O Primeiro-Ministro, Luís Montenegro, afirmou, em Coimbra, onde acompanhou a evolução da situação meteorológica, estar confiante de que o pior já terá passado na zona do Baixo Mondego, sublinhando, ainda assim, a necessidade de manter vigilância nas próximas horas.
"A situação aponta para termos algum otimismo, que não deve significar relaxe nas próximas horas.

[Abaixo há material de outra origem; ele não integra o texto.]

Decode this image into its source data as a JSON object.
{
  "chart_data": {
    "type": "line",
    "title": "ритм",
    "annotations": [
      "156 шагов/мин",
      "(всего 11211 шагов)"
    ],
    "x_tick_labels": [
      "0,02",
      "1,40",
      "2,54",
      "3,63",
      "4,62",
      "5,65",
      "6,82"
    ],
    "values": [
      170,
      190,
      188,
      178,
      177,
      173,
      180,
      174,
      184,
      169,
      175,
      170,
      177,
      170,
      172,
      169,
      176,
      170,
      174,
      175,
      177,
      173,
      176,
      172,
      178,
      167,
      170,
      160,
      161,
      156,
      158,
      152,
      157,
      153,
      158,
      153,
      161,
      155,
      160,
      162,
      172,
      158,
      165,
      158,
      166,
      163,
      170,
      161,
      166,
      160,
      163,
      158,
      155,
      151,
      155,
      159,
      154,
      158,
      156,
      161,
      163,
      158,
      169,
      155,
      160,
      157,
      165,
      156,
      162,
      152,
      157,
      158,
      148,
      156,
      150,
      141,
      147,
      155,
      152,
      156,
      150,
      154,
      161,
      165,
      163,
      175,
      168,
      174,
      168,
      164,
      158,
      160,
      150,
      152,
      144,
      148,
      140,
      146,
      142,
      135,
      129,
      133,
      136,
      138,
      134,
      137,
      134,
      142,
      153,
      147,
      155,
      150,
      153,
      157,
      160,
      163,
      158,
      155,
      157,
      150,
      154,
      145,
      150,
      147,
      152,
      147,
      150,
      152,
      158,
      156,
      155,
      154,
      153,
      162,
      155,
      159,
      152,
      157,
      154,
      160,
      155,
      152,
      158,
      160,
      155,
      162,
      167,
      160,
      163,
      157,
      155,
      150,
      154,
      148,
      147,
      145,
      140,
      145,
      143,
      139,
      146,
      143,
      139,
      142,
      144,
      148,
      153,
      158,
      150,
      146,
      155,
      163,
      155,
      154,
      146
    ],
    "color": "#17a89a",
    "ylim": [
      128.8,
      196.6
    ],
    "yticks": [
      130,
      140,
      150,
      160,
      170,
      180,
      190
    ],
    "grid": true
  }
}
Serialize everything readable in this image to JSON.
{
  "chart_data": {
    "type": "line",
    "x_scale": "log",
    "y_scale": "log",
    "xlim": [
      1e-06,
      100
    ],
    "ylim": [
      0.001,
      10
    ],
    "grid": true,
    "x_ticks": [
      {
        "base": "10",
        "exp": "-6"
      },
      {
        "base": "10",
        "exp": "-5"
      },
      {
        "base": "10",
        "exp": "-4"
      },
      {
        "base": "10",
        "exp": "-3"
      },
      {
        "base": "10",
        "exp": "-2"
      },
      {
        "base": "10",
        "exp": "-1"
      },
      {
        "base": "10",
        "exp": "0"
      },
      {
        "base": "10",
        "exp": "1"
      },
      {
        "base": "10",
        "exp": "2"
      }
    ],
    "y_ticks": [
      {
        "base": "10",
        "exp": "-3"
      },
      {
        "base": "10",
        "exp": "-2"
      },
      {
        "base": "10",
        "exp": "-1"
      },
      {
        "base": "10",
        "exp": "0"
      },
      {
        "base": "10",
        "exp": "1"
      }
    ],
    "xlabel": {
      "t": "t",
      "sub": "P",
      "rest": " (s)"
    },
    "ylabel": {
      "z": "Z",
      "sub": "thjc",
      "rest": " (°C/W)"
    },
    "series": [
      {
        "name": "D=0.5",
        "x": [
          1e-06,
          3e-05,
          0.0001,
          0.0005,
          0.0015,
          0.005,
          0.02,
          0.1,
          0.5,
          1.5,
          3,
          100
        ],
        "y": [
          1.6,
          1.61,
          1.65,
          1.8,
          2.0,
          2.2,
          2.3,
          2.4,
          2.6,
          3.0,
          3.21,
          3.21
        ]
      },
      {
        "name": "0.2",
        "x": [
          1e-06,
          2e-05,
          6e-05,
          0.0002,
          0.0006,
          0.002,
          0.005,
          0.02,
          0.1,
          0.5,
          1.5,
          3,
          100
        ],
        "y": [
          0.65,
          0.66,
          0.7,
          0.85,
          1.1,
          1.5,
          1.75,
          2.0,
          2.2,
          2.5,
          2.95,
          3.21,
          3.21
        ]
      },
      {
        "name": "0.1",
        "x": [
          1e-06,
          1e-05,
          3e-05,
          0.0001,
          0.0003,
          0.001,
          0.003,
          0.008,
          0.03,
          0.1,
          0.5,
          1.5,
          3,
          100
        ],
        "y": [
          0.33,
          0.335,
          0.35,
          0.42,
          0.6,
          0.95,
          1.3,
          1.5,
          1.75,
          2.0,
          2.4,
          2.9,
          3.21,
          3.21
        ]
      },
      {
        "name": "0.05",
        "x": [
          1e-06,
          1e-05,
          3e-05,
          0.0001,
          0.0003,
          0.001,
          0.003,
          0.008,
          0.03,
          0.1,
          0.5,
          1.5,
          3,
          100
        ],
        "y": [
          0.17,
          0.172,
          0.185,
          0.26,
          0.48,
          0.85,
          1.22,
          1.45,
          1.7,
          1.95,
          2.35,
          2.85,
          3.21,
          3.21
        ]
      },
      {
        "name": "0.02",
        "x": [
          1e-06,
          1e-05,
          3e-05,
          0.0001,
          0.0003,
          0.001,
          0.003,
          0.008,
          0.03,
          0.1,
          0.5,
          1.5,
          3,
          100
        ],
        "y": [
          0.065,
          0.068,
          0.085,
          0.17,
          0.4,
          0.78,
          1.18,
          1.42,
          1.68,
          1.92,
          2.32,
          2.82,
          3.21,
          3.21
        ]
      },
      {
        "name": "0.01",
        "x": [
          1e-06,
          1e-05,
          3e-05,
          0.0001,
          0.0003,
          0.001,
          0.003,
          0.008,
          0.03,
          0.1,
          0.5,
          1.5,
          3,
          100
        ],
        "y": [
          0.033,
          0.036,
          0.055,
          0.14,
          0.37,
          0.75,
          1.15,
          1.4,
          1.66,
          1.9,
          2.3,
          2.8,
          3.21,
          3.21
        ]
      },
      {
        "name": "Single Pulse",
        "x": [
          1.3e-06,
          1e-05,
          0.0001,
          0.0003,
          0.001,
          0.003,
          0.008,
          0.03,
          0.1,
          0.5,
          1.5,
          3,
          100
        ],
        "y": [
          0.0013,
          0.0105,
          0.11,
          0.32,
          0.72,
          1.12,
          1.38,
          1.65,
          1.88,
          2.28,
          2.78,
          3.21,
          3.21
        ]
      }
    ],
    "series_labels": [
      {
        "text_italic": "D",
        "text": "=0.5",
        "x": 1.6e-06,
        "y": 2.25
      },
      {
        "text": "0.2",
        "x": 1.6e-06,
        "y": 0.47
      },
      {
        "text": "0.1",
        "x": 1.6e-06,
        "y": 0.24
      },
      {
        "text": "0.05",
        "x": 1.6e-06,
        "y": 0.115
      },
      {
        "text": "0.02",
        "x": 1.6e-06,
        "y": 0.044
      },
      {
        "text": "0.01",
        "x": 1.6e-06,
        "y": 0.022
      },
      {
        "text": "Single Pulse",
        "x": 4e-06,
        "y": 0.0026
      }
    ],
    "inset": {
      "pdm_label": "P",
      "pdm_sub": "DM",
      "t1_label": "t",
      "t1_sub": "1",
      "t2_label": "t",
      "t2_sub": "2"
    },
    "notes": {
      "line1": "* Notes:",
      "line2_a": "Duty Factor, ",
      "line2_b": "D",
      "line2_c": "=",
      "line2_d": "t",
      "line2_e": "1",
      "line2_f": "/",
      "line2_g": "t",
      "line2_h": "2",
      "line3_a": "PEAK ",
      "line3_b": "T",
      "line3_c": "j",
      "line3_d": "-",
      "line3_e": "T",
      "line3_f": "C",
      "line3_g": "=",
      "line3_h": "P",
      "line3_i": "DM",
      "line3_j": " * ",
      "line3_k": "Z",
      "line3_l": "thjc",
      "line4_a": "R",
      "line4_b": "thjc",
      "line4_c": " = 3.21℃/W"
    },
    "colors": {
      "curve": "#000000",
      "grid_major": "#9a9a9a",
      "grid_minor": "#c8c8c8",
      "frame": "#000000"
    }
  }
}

Ainda estamos sob precipitação intensa e ainda teremos um pico na capacidade, nomeadamente da barragem da Aguieira", afirmou.
O Primeiro-Ministro destacou que a coordenação das operações na gestão das barragens foi determinante para reduzir os impactos do mau tempo e mitigar os riscos de cheias e inundações em várias regiões do país.
Em declaração no Comando Sub-Regional de Emergência e Proteção Civil de Coimbra, na presença da Ministra do Ambiente e Energia, Maria da Graça Carvalho, e de autarcas da região, Luís Montenegro salientou que a gestão efetuada no rio Mondego — à semelhança do que aconteceu nos principais cursos de água do país — foi decisiva para antecipar os efeitos da adversidade meteorológica.
A Agência Portuguesa do Ambiente procedeu a descargas controladas, de forma integrada e monitorizada, criando margem de encaixe nas barragens com maior capacidade de armazenamento, permitindo cheias controladas e prevenindo cenários mais gravosos.
Esta articulação estendeu-se também aos rios internacionais, através de uma coordenação estreita com as autoridades espanholas. "Foi isso que aconteceu no rio Mondego e aconteceu também noutros rios", afirmou o Primeiro-Ministro, que agradeceu publicamente a cooperação do Governo espanhol e das autoridades regionais envolvidas.
O Governo mantém todos os meios no terreno e continua a acompanhar a evolução da situação, priorizando a segurança das populações e a recuperação das zonas afetadas.